Caveat emptor, beware buyer, to Minnesota and many other U.S.A. college students.  You are completely vulnerable.  The courts do not recognize a cause of action for educational malpractice.

The result is "diplomatic immunity" and a "license to kill" for colleges.

I learned this the hard way after spending $40,000 and 2 years in a Practical Nursing Program at a state college in Minnesota only to be dismissed, without cause, 6 credits short though my GPA was 3.8 on 4.0 scale.

My lawsuit was dismissed without being heard when the Minnesota Attorney General (state colleges are an arm of the state) motioned for dismissal citing Alsides v. Brown Inst., Ltd.

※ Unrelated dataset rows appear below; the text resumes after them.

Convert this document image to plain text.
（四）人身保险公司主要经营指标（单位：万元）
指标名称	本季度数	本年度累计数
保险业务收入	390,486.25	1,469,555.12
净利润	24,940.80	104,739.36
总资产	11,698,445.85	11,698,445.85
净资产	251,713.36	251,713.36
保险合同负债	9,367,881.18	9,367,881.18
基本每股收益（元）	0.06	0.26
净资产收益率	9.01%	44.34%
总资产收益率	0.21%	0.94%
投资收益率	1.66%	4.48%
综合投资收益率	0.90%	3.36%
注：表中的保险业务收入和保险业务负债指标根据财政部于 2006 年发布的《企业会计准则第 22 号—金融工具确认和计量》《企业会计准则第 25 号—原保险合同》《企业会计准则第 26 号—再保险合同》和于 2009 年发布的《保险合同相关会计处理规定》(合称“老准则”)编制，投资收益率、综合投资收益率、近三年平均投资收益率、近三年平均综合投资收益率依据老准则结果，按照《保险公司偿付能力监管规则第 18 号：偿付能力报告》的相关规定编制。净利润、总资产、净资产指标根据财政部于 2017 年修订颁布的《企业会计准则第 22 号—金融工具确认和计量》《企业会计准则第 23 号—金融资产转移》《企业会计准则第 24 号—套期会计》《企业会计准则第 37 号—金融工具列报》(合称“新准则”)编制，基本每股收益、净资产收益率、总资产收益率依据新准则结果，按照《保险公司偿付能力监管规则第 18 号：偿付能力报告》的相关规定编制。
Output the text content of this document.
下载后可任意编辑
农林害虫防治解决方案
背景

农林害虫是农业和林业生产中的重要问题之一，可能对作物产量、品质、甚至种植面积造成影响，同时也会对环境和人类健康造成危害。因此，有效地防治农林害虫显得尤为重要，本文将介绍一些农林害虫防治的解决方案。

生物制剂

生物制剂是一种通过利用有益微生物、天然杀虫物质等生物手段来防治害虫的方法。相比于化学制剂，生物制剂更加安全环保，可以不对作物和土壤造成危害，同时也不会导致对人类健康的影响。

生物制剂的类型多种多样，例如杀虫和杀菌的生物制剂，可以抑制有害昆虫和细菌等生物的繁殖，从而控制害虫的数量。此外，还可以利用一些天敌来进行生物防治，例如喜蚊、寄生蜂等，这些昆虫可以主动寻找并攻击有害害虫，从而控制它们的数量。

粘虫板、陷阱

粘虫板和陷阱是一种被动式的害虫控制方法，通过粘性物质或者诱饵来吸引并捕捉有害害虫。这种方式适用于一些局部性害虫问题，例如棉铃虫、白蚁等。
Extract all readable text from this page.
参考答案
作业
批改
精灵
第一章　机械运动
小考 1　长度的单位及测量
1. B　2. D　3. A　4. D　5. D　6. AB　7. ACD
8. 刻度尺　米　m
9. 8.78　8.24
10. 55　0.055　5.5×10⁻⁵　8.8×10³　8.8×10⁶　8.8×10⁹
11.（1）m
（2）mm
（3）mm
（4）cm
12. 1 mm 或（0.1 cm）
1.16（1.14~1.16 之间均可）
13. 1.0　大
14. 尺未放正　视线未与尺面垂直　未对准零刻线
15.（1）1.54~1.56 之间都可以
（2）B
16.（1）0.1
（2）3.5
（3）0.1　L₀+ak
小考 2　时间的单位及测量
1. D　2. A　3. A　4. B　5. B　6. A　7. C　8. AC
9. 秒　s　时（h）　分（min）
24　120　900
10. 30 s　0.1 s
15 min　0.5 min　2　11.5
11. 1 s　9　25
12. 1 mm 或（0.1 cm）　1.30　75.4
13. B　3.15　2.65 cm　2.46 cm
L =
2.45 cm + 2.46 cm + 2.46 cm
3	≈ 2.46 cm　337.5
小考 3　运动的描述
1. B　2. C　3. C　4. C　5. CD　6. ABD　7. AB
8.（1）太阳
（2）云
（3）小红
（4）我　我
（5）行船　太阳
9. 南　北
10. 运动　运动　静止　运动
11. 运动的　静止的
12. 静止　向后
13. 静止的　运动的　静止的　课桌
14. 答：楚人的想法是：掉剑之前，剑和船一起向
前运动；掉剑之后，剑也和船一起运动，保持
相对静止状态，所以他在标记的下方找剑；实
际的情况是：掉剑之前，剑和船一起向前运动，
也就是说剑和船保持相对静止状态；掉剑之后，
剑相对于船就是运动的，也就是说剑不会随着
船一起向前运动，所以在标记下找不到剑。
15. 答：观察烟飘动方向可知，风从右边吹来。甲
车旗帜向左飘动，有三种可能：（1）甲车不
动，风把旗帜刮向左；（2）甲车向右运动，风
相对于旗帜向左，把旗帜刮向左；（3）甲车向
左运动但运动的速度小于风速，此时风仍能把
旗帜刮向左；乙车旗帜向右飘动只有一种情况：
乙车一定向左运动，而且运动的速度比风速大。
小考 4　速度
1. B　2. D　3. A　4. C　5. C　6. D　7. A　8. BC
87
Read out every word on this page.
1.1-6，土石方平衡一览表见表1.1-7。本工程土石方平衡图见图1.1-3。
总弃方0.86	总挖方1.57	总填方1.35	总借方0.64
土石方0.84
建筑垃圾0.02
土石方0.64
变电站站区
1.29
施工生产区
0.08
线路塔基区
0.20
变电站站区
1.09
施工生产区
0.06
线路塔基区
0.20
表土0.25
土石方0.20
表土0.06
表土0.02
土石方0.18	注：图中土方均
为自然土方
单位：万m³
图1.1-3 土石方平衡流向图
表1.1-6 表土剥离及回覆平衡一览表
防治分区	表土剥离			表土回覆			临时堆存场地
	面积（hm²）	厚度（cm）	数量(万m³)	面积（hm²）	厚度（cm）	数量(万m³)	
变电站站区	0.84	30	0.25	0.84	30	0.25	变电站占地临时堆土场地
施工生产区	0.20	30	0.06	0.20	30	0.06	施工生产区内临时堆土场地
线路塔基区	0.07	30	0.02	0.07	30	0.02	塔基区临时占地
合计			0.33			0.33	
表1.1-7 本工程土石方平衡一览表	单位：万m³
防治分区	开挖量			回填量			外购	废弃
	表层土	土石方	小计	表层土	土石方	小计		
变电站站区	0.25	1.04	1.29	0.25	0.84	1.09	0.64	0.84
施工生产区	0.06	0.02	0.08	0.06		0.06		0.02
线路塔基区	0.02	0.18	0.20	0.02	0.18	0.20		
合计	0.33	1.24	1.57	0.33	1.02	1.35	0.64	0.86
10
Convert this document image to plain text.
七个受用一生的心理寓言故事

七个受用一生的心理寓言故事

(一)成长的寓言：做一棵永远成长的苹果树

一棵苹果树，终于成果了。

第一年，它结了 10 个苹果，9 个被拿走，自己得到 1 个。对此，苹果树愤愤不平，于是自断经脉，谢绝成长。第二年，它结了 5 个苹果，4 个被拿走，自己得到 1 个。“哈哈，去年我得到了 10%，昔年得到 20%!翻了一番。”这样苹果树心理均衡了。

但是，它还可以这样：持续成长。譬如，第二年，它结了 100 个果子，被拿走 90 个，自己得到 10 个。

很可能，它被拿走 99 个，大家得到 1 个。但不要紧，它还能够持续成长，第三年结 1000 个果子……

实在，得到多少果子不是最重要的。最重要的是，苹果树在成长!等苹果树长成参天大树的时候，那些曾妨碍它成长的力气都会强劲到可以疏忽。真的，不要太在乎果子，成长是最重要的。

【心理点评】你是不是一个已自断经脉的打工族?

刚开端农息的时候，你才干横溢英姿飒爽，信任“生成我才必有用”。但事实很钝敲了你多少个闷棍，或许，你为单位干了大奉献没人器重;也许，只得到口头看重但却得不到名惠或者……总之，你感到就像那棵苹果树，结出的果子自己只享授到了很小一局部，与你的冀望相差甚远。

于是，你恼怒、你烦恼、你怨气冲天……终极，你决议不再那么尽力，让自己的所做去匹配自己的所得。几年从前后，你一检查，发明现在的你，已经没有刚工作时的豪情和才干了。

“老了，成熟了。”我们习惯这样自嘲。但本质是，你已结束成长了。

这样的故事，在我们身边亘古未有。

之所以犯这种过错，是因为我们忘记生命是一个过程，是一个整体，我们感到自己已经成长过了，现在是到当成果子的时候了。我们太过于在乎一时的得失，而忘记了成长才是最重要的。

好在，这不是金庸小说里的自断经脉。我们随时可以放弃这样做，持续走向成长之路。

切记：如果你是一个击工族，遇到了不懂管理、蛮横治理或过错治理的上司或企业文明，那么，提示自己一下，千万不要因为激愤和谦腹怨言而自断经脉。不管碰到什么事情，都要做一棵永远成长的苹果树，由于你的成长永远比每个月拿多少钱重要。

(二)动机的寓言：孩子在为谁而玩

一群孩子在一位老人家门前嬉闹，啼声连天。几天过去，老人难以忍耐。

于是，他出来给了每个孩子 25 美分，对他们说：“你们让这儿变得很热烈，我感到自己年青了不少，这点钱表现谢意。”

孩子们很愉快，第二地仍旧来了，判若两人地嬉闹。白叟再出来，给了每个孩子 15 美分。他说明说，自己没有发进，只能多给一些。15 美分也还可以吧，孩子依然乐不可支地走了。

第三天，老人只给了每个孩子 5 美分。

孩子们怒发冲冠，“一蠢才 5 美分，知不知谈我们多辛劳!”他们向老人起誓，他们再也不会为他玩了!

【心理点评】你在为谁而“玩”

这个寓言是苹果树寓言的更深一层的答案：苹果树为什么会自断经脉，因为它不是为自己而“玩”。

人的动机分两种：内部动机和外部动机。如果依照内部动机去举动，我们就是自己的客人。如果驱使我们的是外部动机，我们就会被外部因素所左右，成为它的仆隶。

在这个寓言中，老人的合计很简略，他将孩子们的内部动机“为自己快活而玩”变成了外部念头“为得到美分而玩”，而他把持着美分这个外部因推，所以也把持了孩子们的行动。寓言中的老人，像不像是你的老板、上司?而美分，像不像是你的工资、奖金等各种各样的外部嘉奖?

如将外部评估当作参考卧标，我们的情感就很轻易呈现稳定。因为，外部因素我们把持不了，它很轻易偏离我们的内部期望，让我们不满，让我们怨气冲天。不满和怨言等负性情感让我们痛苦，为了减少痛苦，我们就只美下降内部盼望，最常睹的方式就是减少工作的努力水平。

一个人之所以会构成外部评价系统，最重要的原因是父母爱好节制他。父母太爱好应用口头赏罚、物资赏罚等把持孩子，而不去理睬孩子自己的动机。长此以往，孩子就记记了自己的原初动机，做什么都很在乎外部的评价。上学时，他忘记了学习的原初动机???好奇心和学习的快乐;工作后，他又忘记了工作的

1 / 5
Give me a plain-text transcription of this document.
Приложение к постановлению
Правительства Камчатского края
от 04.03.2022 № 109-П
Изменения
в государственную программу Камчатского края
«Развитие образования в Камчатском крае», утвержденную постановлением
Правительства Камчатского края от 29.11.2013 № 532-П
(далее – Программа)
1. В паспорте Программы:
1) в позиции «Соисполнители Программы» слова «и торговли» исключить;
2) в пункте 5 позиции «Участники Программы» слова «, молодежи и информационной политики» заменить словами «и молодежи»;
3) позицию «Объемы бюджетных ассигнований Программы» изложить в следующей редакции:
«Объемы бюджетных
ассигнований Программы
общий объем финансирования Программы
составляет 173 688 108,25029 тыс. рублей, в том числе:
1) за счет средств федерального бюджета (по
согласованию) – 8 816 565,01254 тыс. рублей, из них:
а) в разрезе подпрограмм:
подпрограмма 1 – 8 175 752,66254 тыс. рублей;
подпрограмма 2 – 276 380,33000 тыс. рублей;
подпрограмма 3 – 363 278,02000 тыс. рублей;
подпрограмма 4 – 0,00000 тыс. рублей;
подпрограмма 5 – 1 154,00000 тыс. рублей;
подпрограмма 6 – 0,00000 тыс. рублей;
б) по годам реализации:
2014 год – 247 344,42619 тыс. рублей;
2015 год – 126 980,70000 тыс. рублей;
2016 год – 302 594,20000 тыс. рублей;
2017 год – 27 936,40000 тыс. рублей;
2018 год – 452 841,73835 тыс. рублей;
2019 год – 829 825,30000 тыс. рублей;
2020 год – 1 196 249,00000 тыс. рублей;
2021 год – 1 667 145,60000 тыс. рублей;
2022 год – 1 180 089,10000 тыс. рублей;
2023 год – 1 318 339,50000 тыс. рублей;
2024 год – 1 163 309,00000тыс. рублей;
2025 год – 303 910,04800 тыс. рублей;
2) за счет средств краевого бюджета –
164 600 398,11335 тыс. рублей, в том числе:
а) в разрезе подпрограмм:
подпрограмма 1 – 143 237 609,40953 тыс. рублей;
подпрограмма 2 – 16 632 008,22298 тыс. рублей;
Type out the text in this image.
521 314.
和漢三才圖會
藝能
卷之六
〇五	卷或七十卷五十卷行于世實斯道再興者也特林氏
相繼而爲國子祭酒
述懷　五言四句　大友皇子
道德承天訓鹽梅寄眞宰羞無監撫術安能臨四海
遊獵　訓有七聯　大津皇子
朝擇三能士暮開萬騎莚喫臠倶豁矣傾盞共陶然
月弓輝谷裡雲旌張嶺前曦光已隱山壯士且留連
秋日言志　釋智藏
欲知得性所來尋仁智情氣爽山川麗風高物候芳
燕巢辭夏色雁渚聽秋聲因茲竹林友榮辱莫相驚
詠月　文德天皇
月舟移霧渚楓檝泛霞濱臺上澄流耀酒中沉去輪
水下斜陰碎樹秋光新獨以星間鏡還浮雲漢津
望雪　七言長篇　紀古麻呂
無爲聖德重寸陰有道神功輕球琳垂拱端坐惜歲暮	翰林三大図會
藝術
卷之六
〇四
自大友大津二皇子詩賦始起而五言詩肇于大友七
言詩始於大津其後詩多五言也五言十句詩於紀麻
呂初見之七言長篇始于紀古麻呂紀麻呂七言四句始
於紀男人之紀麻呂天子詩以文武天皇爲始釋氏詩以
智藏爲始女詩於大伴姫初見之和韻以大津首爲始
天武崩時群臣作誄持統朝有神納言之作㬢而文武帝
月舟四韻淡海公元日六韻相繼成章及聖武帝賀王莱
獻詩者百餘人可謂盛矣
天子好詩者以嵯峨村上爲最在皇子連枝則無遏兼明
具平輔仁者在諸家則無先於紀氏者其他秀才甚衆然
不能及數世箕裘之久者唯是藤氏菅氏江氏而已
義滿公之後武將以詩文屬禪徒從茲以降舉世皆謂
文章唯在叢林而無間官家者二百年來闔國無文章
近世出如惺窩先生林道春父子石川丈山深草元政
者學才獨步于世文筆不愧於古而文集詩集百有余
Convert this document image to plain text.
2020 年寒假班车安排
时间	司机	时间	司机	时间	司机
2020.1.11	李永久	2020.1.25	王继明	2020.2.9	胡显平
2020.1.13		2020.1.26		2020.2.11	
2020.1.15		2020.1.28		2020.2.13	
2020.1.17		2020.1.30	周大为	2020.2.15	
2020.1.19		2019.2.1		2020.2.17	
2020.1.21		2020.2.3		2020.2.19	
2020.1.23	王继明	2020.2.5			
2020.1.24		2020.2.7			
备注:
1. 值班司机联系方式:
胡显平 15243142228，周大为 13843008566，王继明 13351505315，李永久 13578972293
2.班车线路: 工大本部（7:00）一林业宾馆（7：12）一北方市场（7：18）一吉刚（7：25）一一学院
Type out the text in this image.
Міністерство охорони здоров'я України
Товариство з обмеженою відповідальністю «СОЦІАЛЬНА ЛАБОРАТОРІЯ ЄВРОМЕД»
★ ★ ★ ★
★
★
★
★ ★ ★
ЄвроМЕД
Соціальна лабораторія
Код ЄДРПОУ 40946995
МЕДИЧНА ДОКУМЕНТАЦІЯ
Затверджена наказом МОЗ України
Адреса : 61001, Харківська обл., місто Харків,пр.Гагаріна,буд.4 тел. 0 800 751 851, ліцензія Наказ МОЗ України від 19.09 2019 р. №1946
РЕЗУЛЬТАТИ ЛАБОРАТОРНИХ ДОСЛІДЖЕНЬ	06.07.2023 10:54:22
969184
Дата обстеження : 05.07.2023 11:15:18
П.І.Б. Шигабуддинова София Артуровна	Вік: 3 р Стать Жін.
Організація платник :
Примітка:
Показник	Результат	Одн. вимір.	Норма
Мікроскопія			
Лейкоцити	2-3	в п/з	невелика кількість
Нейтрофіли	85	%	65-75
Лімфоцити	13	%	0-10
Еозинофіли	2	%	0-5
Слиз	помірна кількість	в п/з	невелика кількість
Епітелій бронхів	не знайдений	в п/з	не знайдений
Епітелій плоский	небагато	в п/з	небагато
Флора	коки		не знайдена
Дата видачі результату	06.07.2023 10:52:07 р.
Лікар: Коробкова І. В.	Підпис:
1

If you have to earn money for college particularly in the military this is a serious inequity.  As a veteran of the United States Army I must say that the public policy considerations used to reject educational malpractice claims make military service and higher education mutually exclusive. See Defendant's Memorandum p 5 reason (2) reproduced on this site in You be the Judge.

Under Alsides colleges are not responsible to any standard and suffer no consequence for abandoning their clients even after accepting large sums of money.  Neither are they obligated to fulfill advertised promises, for exampe, equal opportunity education.  This means there is no penalty for deliberate unfairness.  Contrast this with the traumatic burden a soldier experiences in qualifying for military education benefits.  In 2008 (and now 2009) the U.S.A. is in a state of war and any soldier abandoning duty can be charged with desertion.

Under Alsides, courts cannot be asked to inquire "into the nuances of educational processes and theories".  Courts can be asked to inquire into the nuances of soldiers' performance on the battlefield and almost any other contract.

This "diplomatic immunity" and "license to kill" gives college faculty unchecked power to destroy students' academic and financial futures.  Faculty may do as they please under the guise of "professional judgment" to make students regret opting out of traditions like handing an envelope full of cash to their clinical instructor on the last day of class.

Attending college is not repayment in kind for military service!